I focus on precursor conditions to hematologic malignancies such as clonal hematopoiesis of indeterminate potential (CHIP), clonal cytopenia of undetermined significance (CCUS), and monoclonal B-cell lymphocytosis (MBL). Prevention is the backbone of medicine, and we have been able to identify precursor conditions to hematologic malignancies. Now while there is still a lot unknown, it is a very exciting time to be involved in treating patients with, and participating in research of, these precursor states – with the hope that we may be able to prevent those who are found to be at high risk from progressing to a blood cancer.

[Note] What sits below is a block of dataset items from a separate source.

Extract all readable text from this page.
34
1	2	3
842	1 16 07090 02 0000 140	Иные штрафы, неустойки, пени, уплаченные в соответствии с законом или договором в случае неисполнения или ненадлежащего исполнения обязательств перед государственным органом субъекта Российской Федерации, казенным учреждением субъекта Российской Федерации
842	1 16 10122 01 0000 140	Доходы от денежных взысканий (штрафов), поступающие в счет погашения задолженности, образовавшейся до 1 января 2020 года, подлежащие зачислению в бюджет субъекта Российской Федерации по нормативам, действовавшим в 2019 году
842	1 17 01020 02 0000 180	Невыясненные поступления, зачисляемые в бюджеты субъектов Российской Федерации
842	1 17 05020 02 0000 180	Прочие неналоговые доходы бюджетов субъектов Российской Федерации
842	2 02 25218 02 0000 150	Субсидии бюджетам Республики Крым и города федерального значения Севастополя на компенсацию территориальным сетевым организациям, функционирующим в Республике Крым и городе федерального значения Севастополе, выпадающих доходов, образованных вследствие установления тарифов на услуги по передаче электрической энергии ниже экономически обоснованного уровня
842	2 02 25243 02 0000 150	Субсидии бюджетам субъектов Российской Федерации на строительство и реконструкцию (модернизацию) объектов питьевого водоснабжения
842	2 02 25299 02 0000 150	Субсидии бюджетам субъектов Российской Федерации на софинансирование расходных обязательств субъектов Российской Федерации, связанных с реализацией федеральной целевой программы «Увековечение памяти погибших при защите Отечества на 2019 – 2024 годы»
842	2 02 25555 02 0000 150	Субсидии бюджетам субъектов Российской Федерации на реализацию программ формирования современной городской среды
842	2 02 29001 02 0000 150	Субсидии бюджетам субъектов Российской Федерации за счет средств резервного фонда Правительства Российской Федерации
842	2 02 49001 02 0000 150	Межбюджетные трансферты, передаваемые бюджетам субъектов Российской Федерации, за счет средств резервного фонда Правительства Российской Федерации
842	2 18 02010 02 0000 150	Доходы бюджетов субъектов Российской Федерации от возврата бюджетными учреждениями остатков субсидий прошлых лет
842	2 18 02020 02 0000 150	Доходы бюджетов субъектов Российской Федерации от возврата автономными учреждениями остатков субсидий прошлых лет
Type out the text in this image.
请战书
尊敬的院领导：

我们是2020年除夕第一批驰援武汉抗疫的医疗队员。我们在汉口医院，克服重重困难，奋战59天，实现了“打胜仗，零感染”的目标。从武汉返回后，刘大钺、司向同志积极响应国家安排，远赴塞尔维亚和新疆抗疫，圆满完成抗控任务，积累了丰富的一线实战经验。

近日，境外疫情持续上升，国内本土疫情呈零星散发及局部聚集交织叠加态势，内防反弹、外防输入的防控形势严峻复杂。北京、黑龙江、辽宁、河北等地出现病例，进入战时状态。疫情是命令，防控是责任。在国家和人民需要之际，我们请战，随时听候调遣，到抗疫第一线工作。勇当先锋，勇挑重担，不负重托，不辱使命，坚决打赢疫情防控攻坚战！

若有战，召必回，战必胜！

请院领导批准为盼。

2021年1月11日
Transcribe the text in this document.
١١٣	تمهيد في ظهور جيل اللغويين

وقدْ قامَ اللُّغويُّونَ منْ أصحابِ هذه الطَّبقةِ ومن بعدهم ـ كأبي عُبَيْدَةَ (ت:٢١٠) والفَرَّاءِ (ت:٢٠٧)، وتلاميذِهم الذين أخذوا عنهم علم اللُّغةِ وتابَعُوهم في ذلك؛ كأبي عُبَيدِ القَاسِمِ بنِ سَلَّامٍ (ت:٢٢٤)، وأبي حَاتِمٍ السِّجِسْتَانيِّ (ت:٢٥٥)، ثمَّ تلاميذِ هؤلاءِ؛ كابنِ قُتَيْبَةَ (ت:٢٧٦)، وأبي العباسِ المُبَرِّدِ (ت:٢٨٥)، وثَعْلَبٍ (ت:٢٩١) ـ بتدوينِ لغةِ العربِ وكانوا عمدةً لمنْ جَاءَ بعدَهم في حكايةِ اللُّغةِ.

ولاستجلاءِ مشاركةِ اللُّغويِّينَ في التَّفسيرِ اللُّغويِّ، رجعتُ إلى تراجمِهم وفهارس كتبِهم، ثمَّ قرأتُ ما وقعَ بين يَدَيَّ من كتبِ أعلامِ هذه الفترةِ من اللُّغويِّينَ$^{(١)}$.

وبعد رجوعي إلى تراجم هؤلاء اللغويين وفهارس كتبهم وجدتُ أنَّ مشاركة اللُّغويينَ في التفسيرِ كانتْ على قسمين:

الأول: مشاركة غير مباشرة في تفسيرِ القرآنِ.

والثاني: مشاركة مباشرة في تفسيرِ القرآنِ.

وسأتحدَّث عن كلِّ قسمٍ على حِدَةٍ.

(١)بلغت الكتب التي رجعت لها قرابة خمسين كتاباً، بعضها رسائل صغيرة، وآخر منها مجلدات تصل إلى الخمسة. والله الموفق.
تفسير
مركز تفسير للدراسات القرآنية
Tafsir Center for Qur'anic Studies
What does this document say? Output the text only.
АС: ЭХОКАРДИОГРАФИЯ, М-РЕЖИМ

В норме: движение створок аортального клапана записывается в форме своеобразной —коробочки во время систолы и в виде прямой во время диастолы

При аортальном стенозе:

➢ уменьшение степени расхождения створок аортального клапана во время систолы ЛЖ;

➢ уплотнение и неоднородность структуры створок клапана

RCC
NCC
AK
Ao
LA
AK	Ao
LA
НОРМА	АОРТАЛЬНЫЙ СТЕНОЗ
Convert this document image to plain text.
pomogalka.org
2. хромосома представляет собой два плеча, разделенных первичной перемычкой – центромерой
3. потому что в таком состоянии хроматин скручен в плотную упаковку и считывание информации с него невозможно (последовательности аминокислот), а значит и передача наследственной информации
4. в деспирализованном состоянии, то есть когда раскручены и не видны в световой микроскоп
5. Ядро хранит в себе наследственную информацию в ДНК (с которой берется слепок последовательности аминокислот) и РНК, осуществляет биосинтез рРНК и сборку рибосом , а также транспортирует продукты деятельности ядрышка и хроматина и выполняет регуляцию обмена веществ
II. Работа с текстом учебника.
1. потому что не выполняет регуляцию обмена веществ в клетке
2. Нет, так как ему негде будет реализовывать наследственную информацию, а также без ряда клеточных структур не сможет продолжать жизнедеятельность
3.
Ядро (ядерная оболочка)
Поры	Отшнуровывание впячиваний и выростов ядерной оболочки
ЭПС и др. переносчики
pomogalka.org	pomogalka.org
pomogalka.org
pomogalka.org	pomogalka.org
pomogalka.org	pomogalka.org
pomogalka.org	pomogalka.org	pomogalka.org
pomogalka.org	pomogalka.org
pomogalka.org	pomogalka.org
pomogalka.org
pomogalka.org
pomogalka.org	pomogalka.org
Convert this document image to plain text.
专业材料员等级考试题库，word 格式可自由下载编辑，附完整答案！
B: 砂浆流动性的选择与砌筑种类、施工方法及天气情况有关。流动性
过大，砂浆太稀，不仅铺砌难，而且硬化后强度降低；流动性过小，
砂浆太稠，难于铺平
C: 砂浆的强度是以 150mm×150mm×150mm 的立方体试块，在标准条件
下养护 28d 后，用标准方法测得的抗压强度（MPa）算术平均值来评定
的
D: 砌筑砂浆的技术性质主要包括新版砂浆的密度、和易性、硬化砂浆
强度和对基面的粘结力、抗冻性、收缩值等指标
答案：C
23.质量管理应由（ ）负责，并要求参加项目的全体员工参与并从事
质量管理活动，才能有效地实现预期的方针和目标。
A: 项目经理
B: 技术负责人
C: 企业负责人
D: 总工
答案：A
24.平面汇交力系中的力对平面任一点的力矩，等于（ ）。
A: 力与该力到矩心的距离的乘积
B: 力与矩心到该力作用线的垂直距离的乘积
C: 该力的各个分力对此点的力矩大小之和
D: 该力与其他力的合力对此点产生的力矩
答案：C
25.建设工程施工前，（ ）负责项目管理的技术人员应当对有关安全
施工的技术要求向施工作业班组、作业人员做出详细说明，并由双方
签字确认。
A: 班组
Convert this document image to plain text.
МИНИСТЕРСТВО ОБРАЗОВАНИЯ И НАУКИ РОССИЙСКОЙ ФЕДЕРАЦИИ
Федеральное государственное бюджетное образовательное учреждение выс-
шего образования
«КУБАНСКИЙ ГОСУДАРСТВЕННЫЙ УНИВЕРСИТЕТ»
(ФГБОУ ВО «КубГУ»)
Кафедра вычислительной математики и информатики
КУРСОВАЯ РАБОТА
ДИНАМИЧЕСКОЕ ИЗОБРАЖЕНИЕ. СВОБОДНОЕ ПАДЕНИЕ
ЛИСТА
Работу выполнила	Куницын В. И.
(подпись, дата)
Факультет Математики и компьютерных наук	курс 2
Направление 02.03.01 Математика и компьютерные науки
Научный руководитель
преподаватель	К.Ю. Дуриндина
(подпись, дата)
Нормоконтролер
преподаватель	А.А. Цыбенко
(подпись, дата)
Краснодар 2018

Additional diseases I treat are the myeloid malignancies, such as systemic mastocytosis, myelodysplastic syndromes, leukemias, and other bone marrow cancers.

What are the main challenges in this area? How do you address these challenges with patients and families?

One challenge faced in the precursor conditions is that currently there is no treatment, outside of a clinical trial, to help prevent these conditions from progressing. While these conditions may never progress or cause any problems, there is significant anxiety that patients face surrounding the potential of progression. We at Dana-Farber have a focus in clinical and basic science research for these conditions, to help understand these precursor states better so we may be able to educate our patients. The important thing I tell my patients with precursor conditions is that they do not have a cancer and that they will continue to have close follow-up, so that if anything changes we are able to be on top of it quickly. Once patients establish with me in clinic for a precursor condition, they will continue to be my patient even if they progress.

Describe your research work in precursor myeloid and lymphoid conditions. Why is this an area of interest to you?

In my clinical research, I strive to better understand the mechanisms that impact progression of precursor conditions to blood cancers. The collaboration at Dana-Farber between clinical and basic science research is an important partnership to best discover these mechanisms. I believe that with the knowledge and understanding of these mechanisms, the road to prevention of the development of blood cancers can begin to be paved.

What are you most excited about in your work in the area of precursor conditions? What holds promise for patients?

Research in precursor conditions is a growing interest. I am excited about the collaborations with those in the laboratory, as well as with those in other institutions. The momentum surrounding understanding these conditions is extraordinary, and I look forward to identifying novel interventions to prevent the development of myeloid malignancies.

What do you like to do when you’re not doing research/caring for patients? What do you do for fun?

When I am not working, I love to spend time with my family, friends, and dog. I enjoy traveling, being outdoors, and exploring New England coastal towns.